For a couple of years now, the musician community as a whole witnessed the uncompromising rise of the DIY era. Not so long ago, almost every element in the production, promotion and distribution processes of an album cost non-negligible amounts of money and time. Now all that has changed thanks to advancements in technology and the growth of sharing communities. Music recording and production is probably to most notable example. Needless to say that booking a recording studio for a couple of days is a fortune – depending on the studios it can amount to easily 500 to 1000 bucks for 12 hour sessions. Add some mixing time and your budget is gonna be making you eat pasta for the rest of the year. Now with decent audio knowledge and a reasonable set-up (lets say about $2000 without counting the computer) you can work wonders.On the video front, with the development of Youtube we are seeing an increasing number of bands hosting their music videos.
What astonishes me the most I suppose is that the sentences I just wrote above sound cliche to me, as if I had already read about and witnessed these evolutions many times before – we all know about this DIY phenomenon, but taking a step back helps us realize that, damn, all this stuff is only a couple of years old.
Let’s see. In the music production field, communities started sharing software only about ten years ago, but “a cubase in every home” started maybe no more than 4 to 3 years ago, and now even your grand-ma is probably producing music.
Home-made music videos and youtube uploads of live gigs on the other hand is something much newer (due to digital camera prices plummeting these past years). I remember that, a year and a half ago, I was delighted to see a band have an embedded youtube vid of a gig on their Myspace. It was still something pretty uncommon to see on a band’s profile. Now, only a dozen months later, it’s the exact opposite – bands that don’t have vids fall into the uncommon category.
To stop my blabber-mouthing and to get to the point the point of this post, I introduce to you www.99dollarmusicvideos.com. Founded by Fred Seibert, ex-director of MTV’s Network Online and founder of Next New Network, it’s a site that encourages any band to send their home-made music videos produced for no more than $99. The idea is for bands and directors to collaborate on something original and creative and to submit it to the site for a weekly feature (subscribe to their Youtube channel here to be notified of the releases.

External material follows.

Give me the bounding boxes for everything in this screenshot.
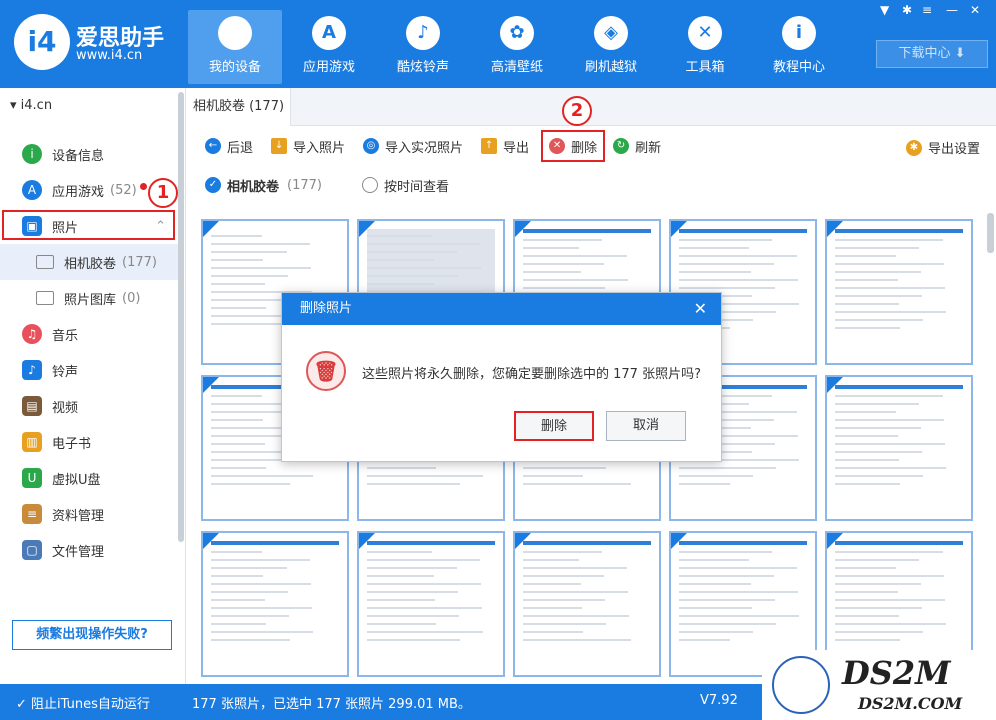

I think there is one every Tuesday and every Thursday).
Here are the simple set of rules bands and directors must follow:
- It must be made for $99 (or less).
- It must be shot in one day (24 hours).
- It must be edited in one day (this doesn’t include rendering, digitizing, or exporting — just the creative part of editing).
- It must be a collaboration between the band and the filmmaker.
The launch has been a success if we take into account the number of emails flooding their gmail account, and they already have 6 videos scheduled (some of which who were probably planned before the launch) but this does little to surprise me seeing how $99’s launch was orchestrated.
Verizon is also in the picture – probably sponsored the servers and the website’s creation in exchange to capitalizing on up and coming bands or something (oh, and also to promote their FiOS cable connection:-). They have been very active these past years integrating the music scene. They have their successful V Cast digital music store with whom they promote monthly subscriptions for phones and computers to downloaded unlimited music. Last year they gave a bus fully loaded of audio equipment to Timbaland so he could roam around the US in search for the next big hit. They partnered with many top selling artists such as Timberlake, Shakira, Prince, Madonna, AC/DC etc. for album and concert promotion deals.
Whatever the reasons and the means behind $99, I’m happy to see such a website launch and am planning on following-up on their growth and activity. Even thinking of producing a $99 video of one of my tunes. I don’t have a band at the moment, nor have I even opened up my Nuendo these past months, but I do got a dozen completely produced tracks I would love to visually illustrate, even if I don’t count on extensively promoting myself with it.
What I particularly like about the idea is that it doesn’t really help you do anything (well $99 does have a creative team that will produce one video a week) yet only the concept that promotes the idea that it is possible to produce a music video for les than 100 bucks, and that people can do it, is enough to get people to do it. Because of that, $99 has great potential (this kind of makes me think of Songpull.com’s concept – it’s just a website that encourage musicians to write a song in less than a month, get together for a house-concert and record the show, and it works).
Here’s the making-of of the very first $99 video of the folk Brooklyn-based band, La Strada:
Side-note: I think $99 probably would benefit going down the social network route. Done tactfully, a classified-ad site/social network for bands and film-makers could have the potential of creating a big niche in no time. A penny for your thoughts?